The spirit of innovation lives on in our vibrant tech sector that uses the latest technology to do good. More than 105,000 British Columbians are working in the tech sector, and another 50,000 work in tech careers in other sectors.
Their work in technology is strengthening our healthcare and education systems, and it’s making our resource sector more competitive and environmentally sustainable. In government services, in banking, and in retail, tech is helping people connect.
Tech drives about seven percent of our economy. We’re highly ranked for our connectivity to the rest of the globe, and our tech players are strong in rapidly adapting to emerging trends. But there are challenges too. It’s hard to keep up with the sector’s growth and the possibility of 30,000 jobs going unfilled by 2021 puts us at risk of falling behind. B.C. needs many more large, home-grown companies that are global players. These anchor companies are the foundation of a strong ecosystem, fueling sustained growth and creating new spin-offs as they expand.

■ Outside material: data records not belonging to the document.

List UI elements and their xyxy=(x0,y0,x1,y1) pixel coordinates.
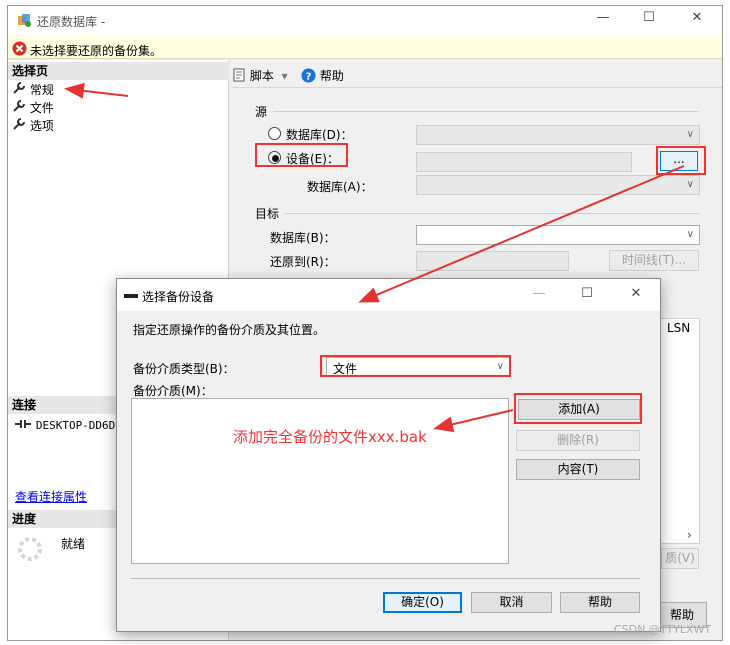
watermark: CSDN @TTYLXWT xyxy=(614,623,712,636)
arrow-to-general xyxy=(64,82,129,99)
arrow-to-dialog xyxy=(358,165,685,303)
arrow-to-annotation xyxy=(433,409,514,433)
annotation-arrows xyxy=(64,82,685,433)
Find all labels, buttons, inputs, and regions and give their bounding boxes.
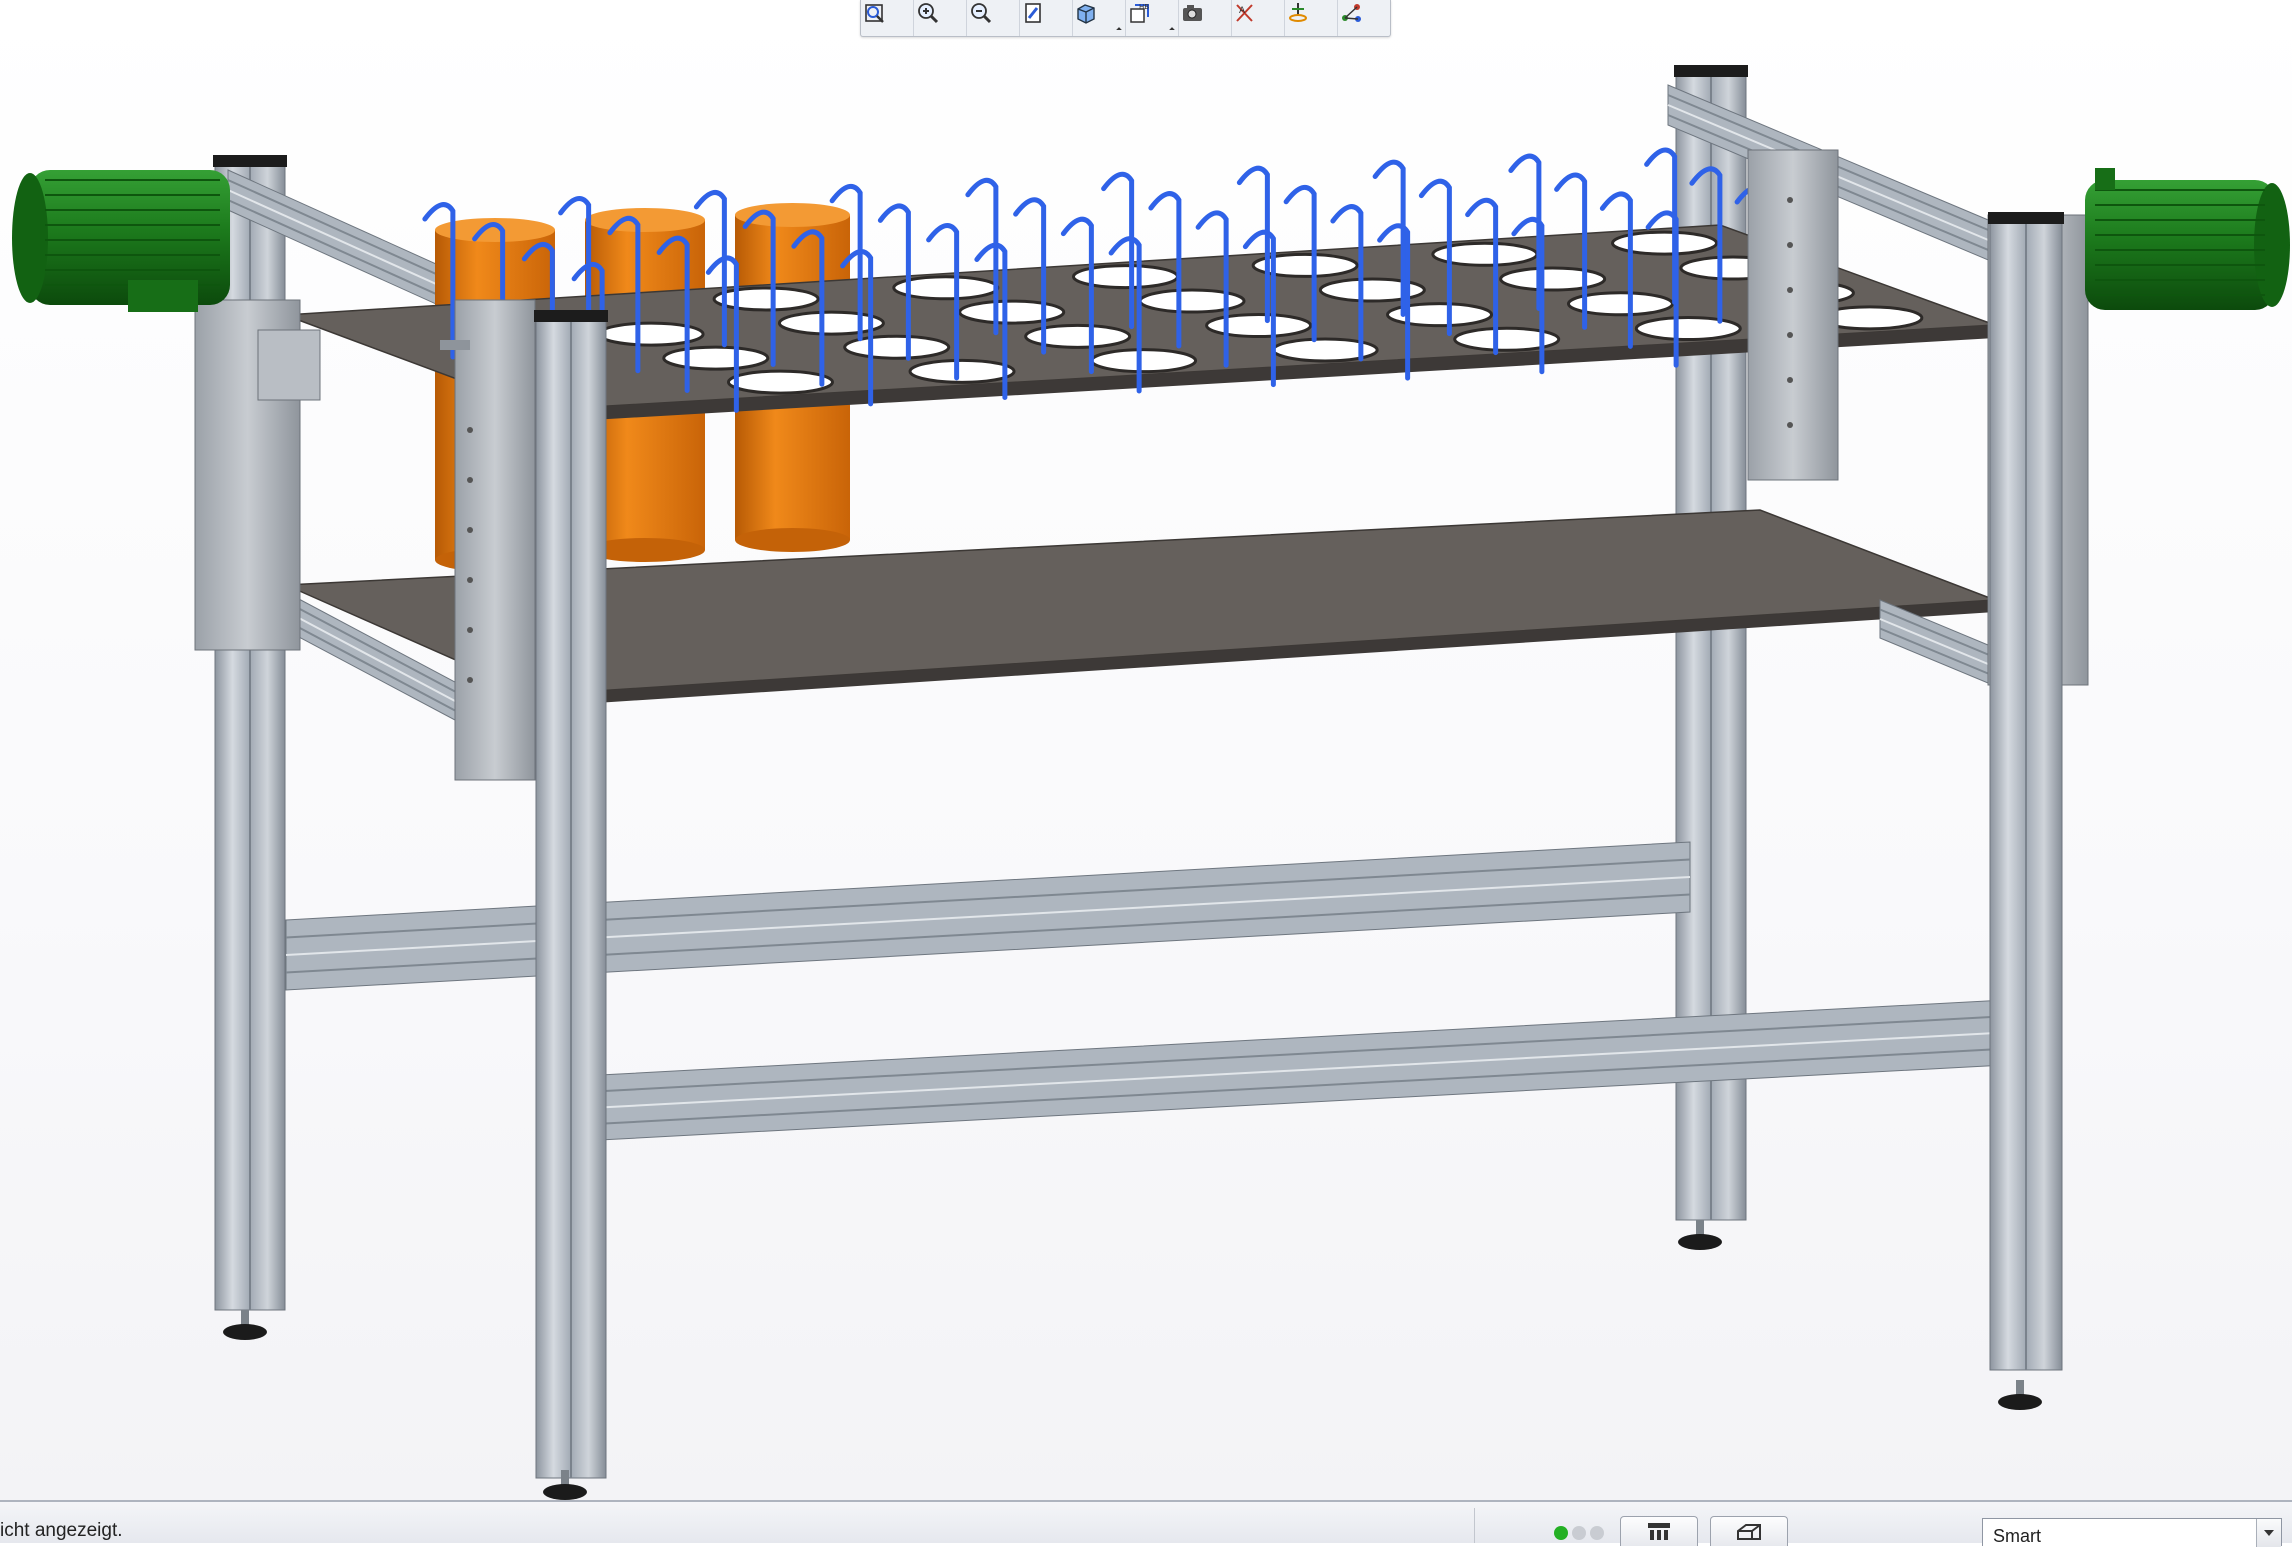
view-toolbar: HB A [860,0,1391,37]
display-style-button[interactable] [1073,0,1126,36]
plate-hole [777,310,885,336]
selection-filter-select[interactable]: Smart [1982,1518,2282,1547]
named-views-icon [1183,5,1202,21]
zoom-out-icon [971,3,992,24]
annotation-display-icon: A [1236,4,1253,22]
plate-hole [1634,316,1742,342]
spin-center-button[interactable] [1285,0,1338,36]
plate-hole [1499,266,1607,292]
selection-filter-value: Smart [1993,1526,2042,1546]
adjustable-foot [223,1310,267,1340]
dropdown-arrow-icon[interactable] [1169,27,1175,33]
repaint-button[interactable] [1020,0,1073,36]
saved-orientations-button[interactable]: HB [1126,0,1179,36]
plate-hole [908,358,1016,384]
model-tree-button[interactable] [1620,1516,1698,1546]
adjustable-foot [1678,1220,1722,1250]
plate-hole [958,299,1066,325]
model-tree-icon [1648,1523,1670,1540]
cad-model-workbench[interactable] [0,0,2292,1500]
spin-center-icon [1289,3,1307,22]
named-views-button[interactable] [1179,0,1232,36]
status-light-green [1554,1526,1568,1540]
plate-hole [726,369,834,395]
svg-text:HB: HB [1139,3,1149,11]
graphics-window[interactable]: HB A [0,0,2292,1500]
chevron-down-icon[interactable] [2256,1519,2281,1547]
front-left-post [534,310,608,1479]
status-message: icht angezeigt. [0,1520,123,1541]
regeneration-status-lights [1554,1526,1604,1540]
post-cap [1988,212,2064,224]
front-right-post [1988,212,2064,1371]
plate-hole [712,286,820,312]
zoom-in-button[interactable] [914,0,967,36]
front-lower-stretcher [599,999,2006,1141]
plate-hole [1205,313,1313,339]
zoom-in-icon [918,3,939,24]
post-cap [213,155,287,167]
refit-icon [865,4,884,23]
dropdown-arrow-icon[interactable] [1116,27,1122,33]
plate-hole [1090,348,1198,374]
status-light-gray [1590,1526,1604,1540]
status-bar: icht angezeigt. Smart [0,1500,2292,1547]
svg-text:A: A [1239,6,1246,16]
status-light-gray [1572,1526,1586,1540]
zoom-out-button[interactable] [967,0,1020,36]
adjustable-foot [1998,1380,2042,1410]
plate-hole [662,345,770,371]
datum-display-icon [1342,4,1361,22]
refit-button[interactable] [861,0,914,36]
post-cap [534,310,608,322]
annotation-display-button[interactable]: A [1232,0,1285,36]
view-manager-icon [1737,1524,1761,1540]
repaint-icon [1025,3,1041,23]
left-motor [12,170,230,312]
right-motor [2085,168,2290,310]
back-lower-stretcher [285,841,1691,991]
saved-orientations-icon: HB [1130,3,1149,23]
post-cap [1674,65,1748,77]
status-divider [1474,1508,1475,1543]
datum-display-button[interactable] [1338,0,1390,36]
view-manager-button[interactable] [1710,1516,1788,1546]
display-style-icon [1077,4,1095,24]
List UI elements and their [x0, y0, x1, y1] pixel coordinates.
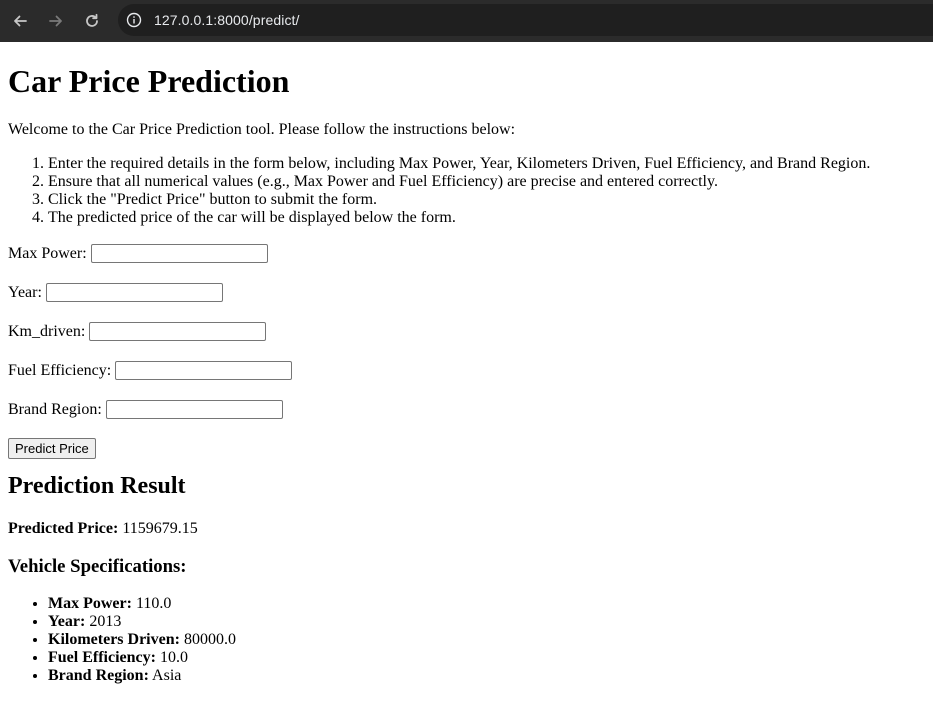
- page-content: Car Price Prediction Welcome to the Car …: [0, 63, 933, 685]
- spec-label: Fuel Efficiency:: [48, 649, 156, 666]
- arrow-left-icon: [14, 15, 27, 27]
- fuel-efficiency-label: Fuel Efficiency:: [8, 361, 112, 379]
- max-power-input[interactable]: [90, 244, 268, 263]
- intro-text: Welcome to the Car Price Prediction tool…: [8, 121, 516, 138]
- instructions-list: Enter the required details in the form b…: [8, 155, 925, 227]
- reload-button[interactable]: [78, 7, 106, 35]
- km-driven-row: Km_driven:: [8, 321, 925, 342]
- year-label: Year:: [8, 283, 42, 301]
- spec-item: Max Power: 110.0: [48, 595, 925, 613]
- year-row: Year:: [8, 282, 925, 303]
- spec-item: Fuel Efficiency: 10.0: [48, 649, 925, 667]
- predicted-price-label: Predicted Price:: [8, 520, 119, 537]
- specs-heading: Vehicle Specifications:: [8, 556, 187, 577]
- spec-value: 80000.0: [183, 631, 236, 648]
- browser-toolbar: 127.0.0.1:8000/predict/: [0, 0, 933, 42]
- instruction-item: Enter the required details in the form b…: [48, 155, 925, 173]
- arrow-right-icon: [49, 15, 62, 27]
- url-text: 127.0.0.1:8000/predict/: [154, 12, 300, 28]
- instruction-item: Click the "Predict Price" button to subm…: [48, 191, 925, 209]
- km-driven-input[interactable]: [89, 322, 267, 341]
- submit-row: Predict Price: [8, 438, 925, 459]
- fuel-efficiency-row: Fuel Efficiency:: [8, 360, 925, 381]
- spec-value: 10.0: [159, 649, 188, 666]
- forward-button[interactable]: [42, 7, 70, 35]
- fuel-efficiency-input[interactable]: [115, 361, 293, 380]
- spec-item: Kilometers Driven: 80000.0: [48, 631, 925, 649]
- instruction-item: Ensure that all numerical values (e.g., …: [48, 173, 925, 191]
- km-driven-label: Km_driven:: [8, 322, 86, 340]
- back-button[interactable]: [6, 7, 34, 35]
- spec-label: Year:: [48, 613, 86, 630]
- predicted-price: Predicted Price: 1159679.15: [8, 520, 925, 538]
- instruction-item: The predicted price of the car will be d…: [48, 209, 925, 227]
- brand-region-row: Brand Region:: [8, 399, 925, 420]
- spec-item: Brand Region: Asia: [48, 667, 925, 685]
- spec-value: 110.0: [135, 595, 172, 612]
- spec-label: Max Power:: [48, 595, 132, 612]
- page-title: Car Price Prediction: [8, 63, 290, 99]
- max-power-row: Max Power:: [8, 243, 925, 264]
- spec-item: Year: 2013: [48, 613, 925, 631]
- predicted-price-value: 1159679.15: [122, 520, 198, 537]
- year-input[interactable]: [45, 283, 223, 302]
- spec-value: 2013: [89, 613, 122, 630]
- spec-label: Kilometers Driven:: [48, 631, 180, 648]
- brand-region-input[interactable]: [105, 400, 283, 419]
- site-info-icon[interactable]: [126, 12, 142, 28]
- max-power-label: Max Power:: [8, 244, 87, 262]
- specs-list: Max Power: 110.0 Year: 2013 Kilometers D…: [8, 595, 925, 685]
- spec-label: Brand Region:: [48, 667, 149, 684]
- result-heading: Prediction Result: [8, 473, 186, 499]
- brand-region-label: Brand Region:: [8, 400, 102, 418]
- predict-price-button[interactable]: Predict Price: [8, 438, 96, 459]
- spec-value: Asia: [152, 667, 182, 684]
- reload-icon: [86, 13, 98, 27]
- prediction-form: Max Power: Year: Km_driven: Fuel Efficie…: [8, 243, 925, 459]
- address-bar[interactable]: 127.0.0.1:8000/predict/: [118, 4, 933, 36]
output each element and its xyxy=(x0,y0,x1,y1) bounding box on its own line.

All these challenges are surmountable, if we have the ambition and determination to work together to tackle them. Now is the time to be bold and BC Tech is ready and willing to work across our sector and with governments to get the job done.
We need to shake-up our education system even further–embracing the positive new K-12 curriculum changes while helping teachers and schools bring it to life with modern tools. We need to be unapologetic champions of continued growth of post-secondary seats in science, technology, engineering, art, and mathematics – the STEAM disciplines. And, as the speed of economic change accelerates, we need to make sure mid-career retraining is available so workers can learn the skills needed to play key roles in the new economy.
On the business development front, B.C. entrepreneurs need to have access to capital–an essential to help them grow their startups into mature companies. We need to support companies as they take their innovations to market so they can grow their sales and exports at the same time as they invest in R&D.
And, above all, we must tear down the barriers inside the sector and between the tech sector and the rest of the economy. Today, every company is a tech company. In mining, in forestry, in agriculture, and in every sector you can imagine, tech is building a brighter future by making sure companies are set up to thrive for the long term in every corner of our province.
It will take hard work, determination, and the courage to take bold steps, but it will unlock limitless opportunities for our children, our communities, and our province.